You are here

SpeechLab Member Successfully Earned the Best Student Paper Award at ISCSLP2016

The 10th International Symposium on Chinese spoken language processing(ISCSLP2016) was held in Tianjin from 17th October to 20th October. ISCSLP is a flagship IEEE conference about Chinese spoken language processing. There are Speech-Lab members, who was tutored by Prof. Kai yu and Prof. Yamin Qian, publishing in total 4 papers, one of them, about multi-task joint-learning for robust voice activity detection, was honored Best Student Paper Award. At ISCSLP2016 , there 137 papers enrolled, 10 papers of them having the chance to run for the Best Student Award, and only 2 of them eventually getting the award.

Here is the abstract  of awarded paper:

Model based VAD approaches have been widely used and achieved success in practice.

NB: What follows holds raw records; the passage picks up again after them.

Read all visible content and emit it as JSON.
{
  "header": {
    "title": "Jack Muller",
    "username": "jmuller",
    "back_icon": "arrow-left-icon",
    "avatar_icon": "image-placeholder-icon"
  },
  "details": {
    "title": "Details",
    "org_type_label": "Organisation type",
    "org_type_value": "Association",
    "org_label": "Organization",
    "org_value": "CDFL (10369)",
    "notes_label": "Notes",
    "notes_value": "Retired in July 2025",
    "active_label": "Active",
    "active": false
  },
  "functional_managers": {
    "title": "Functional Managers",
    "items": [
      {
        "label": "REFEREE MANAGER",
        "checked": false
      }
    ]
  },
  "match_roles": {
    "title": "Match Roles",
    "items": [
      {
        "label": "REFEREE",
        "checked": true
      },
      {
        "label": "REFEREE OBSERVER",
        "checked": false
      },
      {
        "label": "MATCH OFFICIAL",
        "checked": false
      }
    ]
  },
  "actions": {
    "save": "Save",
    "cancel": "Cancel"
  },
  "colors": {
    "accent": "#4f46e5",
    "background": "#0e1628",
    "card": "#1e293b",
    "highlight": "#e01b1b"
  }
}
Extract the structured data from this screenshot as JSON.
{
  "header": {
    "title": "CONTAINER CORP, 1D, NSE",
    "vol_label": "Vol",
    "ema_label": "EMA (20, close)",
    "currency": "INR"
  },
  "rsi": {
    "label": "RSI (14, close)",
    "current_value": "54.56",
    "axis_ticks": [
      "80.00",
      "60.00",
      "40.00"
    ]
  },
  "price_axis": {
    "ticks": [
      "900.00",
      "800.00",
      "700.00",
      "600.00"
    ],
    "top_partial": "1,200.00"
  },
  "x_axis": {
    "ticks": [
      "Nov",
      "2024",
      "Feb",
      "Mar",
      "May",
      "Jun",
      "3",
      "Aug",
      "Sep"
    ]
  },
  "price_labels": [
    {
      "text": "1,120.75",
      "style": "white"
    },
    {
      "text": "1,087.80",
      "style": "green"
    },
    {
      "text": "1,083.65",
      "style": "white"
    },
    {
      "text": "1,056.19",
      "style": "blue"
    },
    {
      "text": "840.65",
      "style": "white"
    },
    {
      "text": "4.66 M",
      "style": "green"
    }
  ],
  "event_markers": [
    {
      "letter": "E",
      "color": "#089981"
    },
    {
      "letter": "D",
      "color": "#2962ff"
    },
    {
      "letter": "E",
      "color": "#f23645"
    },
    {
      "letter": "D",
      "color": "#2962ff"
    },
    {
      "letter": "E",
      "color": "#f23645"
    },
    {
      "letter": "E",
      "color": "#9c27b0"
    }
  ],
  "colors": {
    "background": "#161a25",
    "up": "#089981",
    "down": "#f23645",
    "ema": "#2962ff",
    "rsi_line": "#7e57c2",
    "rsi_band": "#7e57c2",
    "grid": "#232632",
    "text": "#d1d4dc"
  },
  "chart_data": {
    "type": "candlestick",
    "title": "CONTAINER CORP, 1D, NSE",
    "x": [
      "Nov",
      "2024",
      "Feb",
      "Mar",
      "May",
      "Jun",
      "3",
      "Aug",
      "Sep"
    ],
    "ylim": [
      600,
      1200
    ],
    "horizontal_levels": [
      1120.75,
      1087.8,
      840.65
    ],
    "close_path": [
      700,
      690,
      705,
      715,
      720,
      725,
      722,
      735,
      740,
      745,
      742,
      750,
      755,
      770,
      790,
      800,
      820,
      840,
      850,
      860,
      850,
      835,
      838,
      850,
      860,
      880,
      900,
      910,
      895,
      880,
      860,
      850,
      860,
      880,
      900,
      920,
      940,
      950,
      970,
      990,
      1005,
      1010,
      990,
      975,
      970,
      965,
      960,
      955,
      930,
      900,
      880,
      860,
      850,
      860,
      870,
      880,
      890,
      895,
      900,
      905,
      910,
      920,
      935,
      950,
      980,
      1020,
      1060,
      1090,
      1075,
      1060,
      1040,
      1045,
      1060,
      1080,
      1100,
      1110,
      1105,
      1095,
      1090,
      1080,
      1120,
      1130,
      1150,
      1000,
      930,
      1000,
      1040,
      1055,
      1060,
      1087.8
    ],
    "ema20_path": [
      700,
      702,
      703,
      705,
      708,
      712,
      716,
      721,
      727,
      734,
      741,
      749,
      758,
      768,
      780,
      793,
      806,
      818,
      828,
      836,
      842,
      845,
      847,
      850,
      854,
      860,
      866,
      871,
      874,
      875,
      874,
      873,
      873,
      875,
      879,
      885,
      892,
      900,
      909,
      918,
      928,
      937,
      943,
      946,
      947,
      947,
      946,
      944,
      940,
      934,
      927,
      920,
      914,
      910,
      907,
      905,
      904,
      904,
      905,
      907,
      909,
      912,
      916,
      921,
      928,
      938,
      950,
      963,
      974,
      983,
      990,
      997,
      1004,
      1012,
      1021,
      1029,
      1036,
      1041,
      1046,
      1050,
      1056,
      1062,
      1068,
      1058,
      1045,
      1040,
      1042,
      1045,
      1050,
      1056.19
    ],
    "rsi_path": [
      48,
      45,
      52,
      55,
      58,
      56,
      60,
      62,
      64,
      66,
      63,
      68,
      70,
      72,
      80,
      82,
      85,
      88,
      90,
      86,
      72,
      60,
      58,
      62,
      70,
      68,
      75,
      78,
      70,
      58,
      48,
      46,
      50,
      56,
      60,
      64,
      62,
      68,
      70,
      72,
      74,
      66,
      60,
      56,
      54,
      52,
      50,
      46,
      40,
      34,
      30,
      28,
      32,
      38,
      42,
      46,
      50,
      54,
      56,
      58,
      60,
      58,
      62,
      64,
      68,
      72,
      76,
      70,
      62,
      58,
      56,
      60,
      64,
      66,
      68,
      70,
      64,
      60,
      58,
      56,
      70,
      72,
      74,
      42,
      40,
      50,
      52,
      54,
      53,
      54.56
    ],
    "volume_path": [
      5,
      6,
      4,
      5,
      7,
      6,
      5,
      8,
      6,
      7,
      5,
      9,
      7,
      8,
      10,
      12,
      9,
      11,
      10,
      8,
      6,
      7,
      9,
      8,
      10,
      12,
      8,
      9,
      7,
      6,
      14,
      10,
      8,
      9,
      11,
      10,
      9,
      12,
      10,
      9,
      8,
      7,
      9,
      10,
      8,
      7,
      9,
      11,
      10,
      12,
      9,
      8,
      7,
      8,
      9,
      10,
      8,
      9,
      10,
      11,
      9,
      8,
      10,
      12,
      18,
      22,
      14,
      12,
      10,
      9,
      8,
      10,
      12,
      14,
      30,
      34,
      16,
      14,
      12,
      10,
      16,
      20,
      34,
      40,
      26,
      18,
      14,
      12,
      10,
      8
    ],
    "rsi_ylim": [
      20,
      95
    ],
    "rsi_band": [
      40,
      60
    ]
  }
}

These approaches usually cast VAD as a frame-level classification problem and employ statistical classifiers, such as Gaussian Mixture Model (GMM) or Deep Neural Network (DNN) to assign a speech/silence label for each frame. Due to the frame independent assumption classification, the VAD results tend to be fragile. To address this problem, in this paper, a new structured multi-frame prediction DNN approach is proposed to improve the segment-level VAD performance. During DNN training, VAD labels of multiple consecutive frames are concatenated together as targets and jointly trained with a speech enhancement task to achieve robustness under noisy conditions. During testing, the VAD label for each frame is obtained by merging the prediction results from neighbouring frames. Experiments on an Aurora 4 dataset showed that, conventional DNN based VAD has poor and unstable prediction performance while the proposed multitask trained VAD is much more robust.